Healing this wound is now your surgeon's priority, and it will heal and granulate closed with scar tissue more rapidly when your body doesn't have to fight bacterial contamination from still-attached adjacent dead skin and fat. Dressing changes, VAC system usage in some cases, and continued follow-up with your doctor will be needed.
Your doctor has done the right thing in the face of this unfortunate complication. Good wound care practices will help this open wound to heal, contract, and soften. You will be surprised how much it will contract and become smaller than the present open wound size.
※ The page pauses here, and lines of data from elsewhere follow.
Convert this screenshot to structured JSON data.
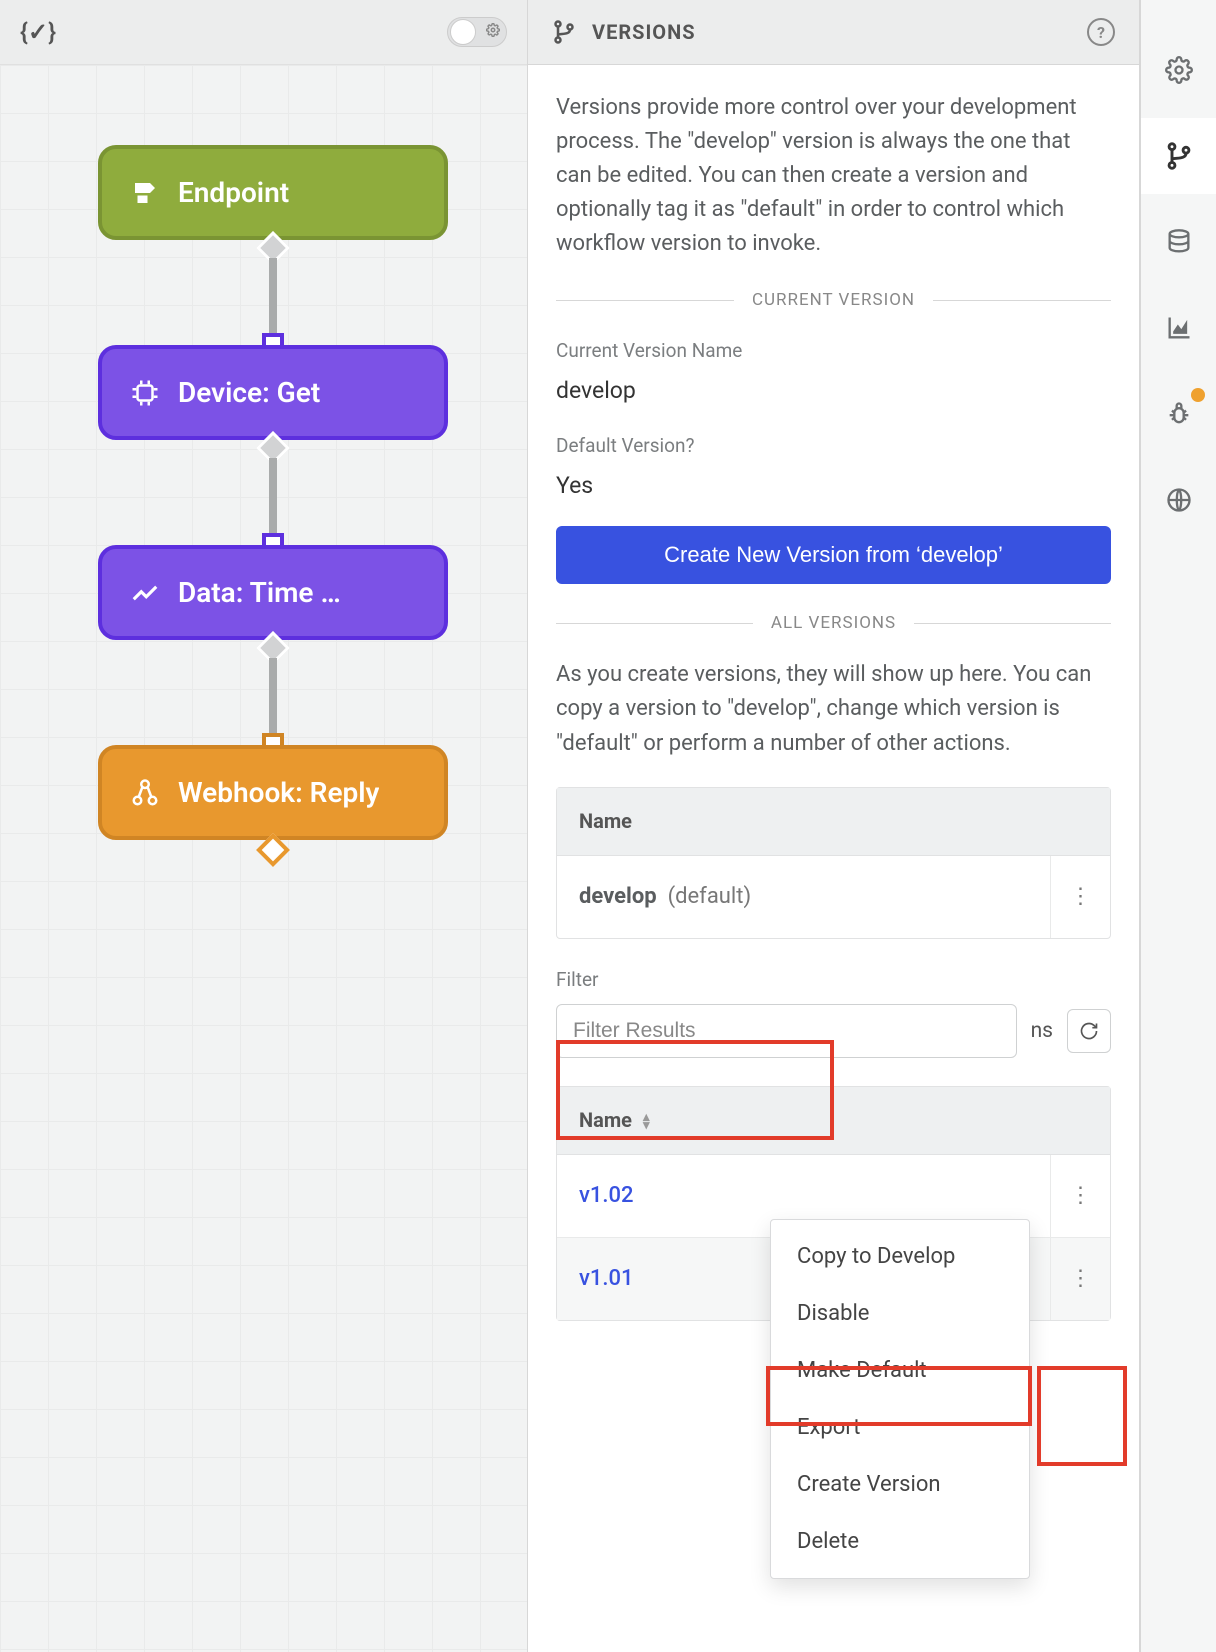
{
  "canvas": {
    "nodes": [
      {
        "label": "Endpoint",
        "icon": "plug"
      },
      {
        "label": "Device: Get",
        "icon": "chip"
      },
      {
        "label": "Data: Time …",
        "icon": "chart"
      },
      {
        "label": "Webhook: Reply",
        "icon": "lambda"
      }
    ]
  },
  "panel": {
    "title": "VERSIONS",
    "description": "Versions provide more control over your development process. The \"develop\" version is always the one that can be edited. You can then create a version and optionally tag it as \"default\" in order to control which workflow version to invoke.",
    "current_section": "CURRENT VERSION",
    "current_version_label": "Current Version Name",
    "current_version_value": "develop",
    "default_label": "Default Version?",
    "default_value": "Yes",
    "create_button": "Create New Version from ‘develop’",
    "all_section": "ALL VERSIONS",
    "all_description": "As you create versions, they will show up here. You can copy a version to \"develop\", change which version is \"default\" or perform a number of other actions.",
    "column_name": "Name",
    "develop_row_name": "develop",
    "develop_row_tag": "(default)",
    "filter_label": "Filter",
    "filter_placeholder": "Filter Results",
    "refresh_trailing_text": "ns",
    "list_column": "Name",
    "versions": [
      {
        "name": "v1.02"
      },
      {
        "name": "v1.01"
      }
    ]
  },
  "context_menu": {
    "items": [
      "Copy to Develop",
      "Disable",
      "Make Default",
      "Export",
      "Create Version",
      "Delete"
    ]
  },
  "rail": {
    "items": [
      "settings",
      "versions",
      "database",
      "analytics",
      "debug",
      "world"
    ]
  }
}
After an appropriate waiting period for scar tissue to mature and stretch, excision of the scar and reclosure will be possible. Other techniques may be discussed at that time also. Be patient and things will turn out fine in the long term. Best wishes! Dr. Tholen
Web reference: http://www.mpsmn.com/body-procedures/tummy-tuck
Dead tissue after TT must be removed despite abscence of infection
I'm sorry to hear about your complication. Your doctor did well by removing the dead tissue. Your wound will now have to heal from the 'bottom-up'. It will be a slow process but rest assured it will heal if properly taken care of. I don't know if your PS is utilizing the help of the VAC sponge. This acronym stands for the 'vacuum assisted closure' system. It essentially speeds up the healing process by literally sucking the wound edges closer together. Once the wound edges are close enough for closure, your PS can take you back to surgery and stitch the wound together instead of waiting for the wound to granulate and heal from the bottom-up.
Hope this helps.
Web reference: http://www.horndeski.com/Default.aspx
These answers are for educational purposes and should not be relied upon as a substitute for medical advice you may receive from your physician. If you have a medical emergency, please call 911. These answers do not constitute or initiate a patient/doctor relationship.